Directions in which Madagascar is expanding include visualization, parallelization, and user interfaces.

Project Ideas

See also the feature request tracker.

Graphical User Interface (Mentor: Sergey Fomel)

Data Visualization (Mentor: Vladimir Bashkardin)

  • Migrate 2D rendering OpenGL-based code from GSEGYView to Madagascar and create an interactive viewer with zooming/panning features.
  • Migrate 3D rendering GLSL-based code from GSEGYView to Madagascar and create a viewer with the support of pluggable shader programs.
  • Finish 3D rays viewer
  • Create a set of alternatives to sfgraph, sfgrey, sfcontour programs, that would use PLPLOT library instead of VPlot; also, create "pens", that could read from those programs and generate ps, pdf, png output; analyze flexibility of PLPLOT and the possibility to fully mimic VPlot's output (including animation).
  • Skills and interests: scientific visualization, C.

Interactive UI (Mentor: Michael Tobis)

  • test and build Python wrappers around existing function to create a novel inetractive environment which is both interactive and reproducible
  • help refactor existing SCons scripts to reduce coupling and increase clarity
  • integrate with iPython/sage environment
  • Skills and interests: strong OOP and test-driven development, Python. SCons a big plus.

Geophysics / Numerical Analysis (Mentor: Paul Sava)

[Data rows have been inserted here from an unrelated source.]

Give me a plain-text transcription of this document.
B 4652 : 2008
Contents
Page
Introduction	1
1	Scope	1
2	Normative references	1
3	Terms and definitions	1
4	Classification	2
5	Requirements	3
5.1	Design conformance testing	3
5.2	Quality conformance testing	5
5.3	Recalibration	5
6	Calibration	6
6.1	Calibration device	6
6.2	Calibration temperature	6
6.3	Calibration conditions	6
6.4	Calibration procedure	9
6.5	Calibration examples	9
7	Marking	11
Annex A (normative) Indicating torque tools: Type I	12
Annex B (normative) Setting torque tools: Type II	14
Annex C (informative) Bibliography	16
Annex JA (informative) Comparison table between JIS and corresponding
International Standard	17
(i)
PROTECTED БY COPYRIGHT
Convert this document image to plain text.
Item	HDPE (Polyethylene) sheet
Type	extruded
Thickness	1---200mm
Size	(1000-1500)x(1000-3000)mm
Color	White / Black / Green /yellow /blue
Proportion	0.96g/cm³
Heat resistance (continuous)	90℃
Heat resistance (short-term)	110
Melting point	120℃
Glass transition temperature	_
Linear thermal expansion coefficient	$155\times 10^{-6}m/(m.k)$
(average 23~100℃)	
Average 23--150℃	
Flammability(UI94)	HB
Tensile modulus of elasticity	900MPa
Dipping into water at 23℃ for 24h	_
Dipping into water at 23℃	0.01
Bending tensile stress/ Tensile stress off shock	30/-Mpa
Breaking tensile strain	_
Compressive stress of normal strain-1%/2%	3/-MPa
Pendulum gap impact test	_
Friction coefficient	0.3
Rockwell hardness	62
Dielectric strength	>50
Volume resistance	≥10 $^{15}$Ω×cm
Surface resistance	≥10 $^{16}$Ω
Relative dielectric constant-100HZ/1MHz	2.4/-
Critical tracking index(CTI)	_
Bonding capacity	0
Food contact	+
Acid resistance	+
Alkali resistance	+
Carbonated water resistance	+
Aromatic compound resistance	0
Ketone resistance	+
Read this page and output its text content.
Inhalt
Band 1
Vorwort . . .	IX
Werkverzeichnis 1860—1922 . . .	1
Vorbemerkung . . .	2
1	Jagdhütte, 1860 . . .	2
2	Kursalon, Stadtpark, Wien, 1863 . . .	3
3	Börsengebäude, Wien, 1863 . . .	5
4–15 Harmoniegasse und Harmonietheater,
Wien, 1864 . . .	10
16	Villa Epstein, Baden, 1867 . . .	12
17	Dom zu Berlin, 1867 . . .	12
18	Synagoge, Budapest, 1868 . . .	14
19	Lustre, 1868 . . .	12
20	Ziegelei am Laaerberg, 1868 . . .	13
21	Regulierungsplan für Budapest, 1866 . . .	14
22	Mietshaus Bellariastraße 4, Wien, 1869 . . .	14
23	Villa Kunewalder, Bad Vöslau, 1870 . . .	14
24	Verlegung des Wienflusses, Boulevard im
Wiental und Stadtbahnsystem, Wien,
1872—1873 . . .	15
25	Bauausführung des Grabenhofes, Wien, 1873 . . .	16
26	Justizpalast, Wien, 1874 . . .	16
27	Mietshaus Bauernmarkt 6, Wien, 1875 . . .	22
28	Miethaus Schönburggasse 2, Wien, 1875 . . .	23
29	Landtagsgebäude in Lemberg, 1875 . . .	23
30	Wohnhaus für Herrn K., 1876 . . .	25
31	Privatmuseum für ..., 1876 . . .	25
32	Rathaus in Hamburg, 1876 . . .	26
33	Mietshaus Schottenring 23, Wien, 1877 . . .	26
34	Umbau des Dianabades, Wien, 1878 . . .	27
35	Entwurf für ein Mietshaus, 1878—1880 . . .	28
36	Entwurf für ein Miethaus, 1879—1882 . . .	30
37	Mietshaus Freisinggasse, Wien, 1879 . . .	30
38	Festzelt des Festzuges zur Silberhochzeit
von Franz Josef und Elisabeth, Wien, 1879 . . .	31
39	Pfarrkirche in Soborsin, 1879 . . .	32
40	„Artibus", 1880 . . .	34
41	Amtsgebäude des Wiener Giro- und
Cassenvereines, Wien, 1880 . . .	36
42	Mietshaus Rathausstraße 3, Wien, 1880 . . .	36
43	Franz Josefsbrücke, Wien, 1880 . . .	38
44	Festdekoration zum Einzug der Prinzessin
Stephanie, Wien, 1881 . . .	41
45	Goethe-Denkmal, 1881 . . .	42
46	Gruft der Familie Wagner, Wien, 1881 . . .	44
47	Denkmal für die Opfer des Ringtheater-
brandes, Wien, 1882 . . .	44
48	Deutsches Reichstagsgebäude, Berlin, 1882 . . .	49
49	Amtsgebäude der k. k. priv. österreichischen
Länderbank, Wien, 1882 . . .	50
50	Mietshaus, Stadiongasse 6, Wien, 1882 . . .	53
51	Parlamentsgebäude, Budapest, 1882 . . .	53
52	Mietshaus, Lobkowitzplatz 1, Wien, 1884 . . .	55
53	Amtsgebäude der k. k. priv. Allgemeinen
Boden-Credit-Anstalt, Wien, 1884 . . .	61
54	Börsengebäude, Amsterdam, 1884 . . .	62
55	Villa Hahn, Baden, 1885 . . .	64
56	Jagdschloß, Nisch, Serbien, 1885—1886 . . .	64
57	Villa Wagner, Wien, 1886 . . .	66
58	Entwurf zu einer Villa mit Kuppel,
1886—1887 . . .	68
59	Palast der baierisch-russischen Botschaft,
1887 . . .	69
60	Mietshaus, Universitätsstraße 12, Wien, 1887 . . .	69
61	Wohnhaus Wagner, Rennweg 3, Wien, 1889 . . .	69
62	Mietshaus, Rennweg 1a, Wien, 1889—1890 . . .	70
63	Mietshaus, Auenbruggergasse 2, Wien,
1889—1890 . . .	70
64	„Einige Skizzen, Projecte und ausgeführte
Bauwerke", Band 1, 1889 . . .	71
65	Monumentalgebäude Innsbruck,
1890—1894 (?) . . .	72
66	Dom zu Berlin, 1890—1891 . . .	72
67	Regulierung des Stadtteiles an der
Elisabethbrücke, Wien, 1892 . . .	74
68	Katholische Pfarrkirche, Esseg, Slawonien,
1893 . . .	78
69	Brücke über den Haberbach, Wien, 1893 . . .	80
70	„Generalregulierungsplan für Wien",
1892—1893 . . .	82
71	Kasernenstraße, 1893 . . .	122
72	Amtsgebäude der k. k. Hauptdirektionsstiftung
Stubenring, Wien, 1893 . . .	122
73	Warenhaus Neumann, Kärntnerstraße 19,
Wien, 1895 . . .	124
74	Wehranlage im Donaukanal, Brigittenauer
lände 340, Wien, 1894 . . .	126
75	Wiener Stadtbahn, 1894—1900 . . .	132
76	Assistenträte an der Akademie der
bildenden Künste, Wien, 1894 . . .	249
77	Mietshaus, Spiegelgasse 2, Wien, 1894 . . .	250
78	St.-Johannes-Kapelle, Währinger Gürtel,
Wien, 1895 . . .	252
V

  • Implement an optimal algorithm for parallel transposes of arrays with 4 or 5 dimensions, up to a few tens of terabytes in volume, on a multi-node Linux cluster
  • As a bonus, FFT one of the transposed dimensions
  • Implement a hardware-adaptive transpose algorithm for a 1-node, SMP machine of 8 nodes or more. Investigate speed of transfers, size of caches, memory arrangement, etc, and make it hardware-adaptive. Bonus for out-of-core capabilities.
  • Implement 3-D seismic data header storage using the fastest open-source database, then compare header I/O times with the classic approach of having a simple table. Which is the fastest way of implementing a large database knowing that the values it will hold are all bools, ints and floats?
  • Skills and interests: numerical methods, scientific computation, parallel computing.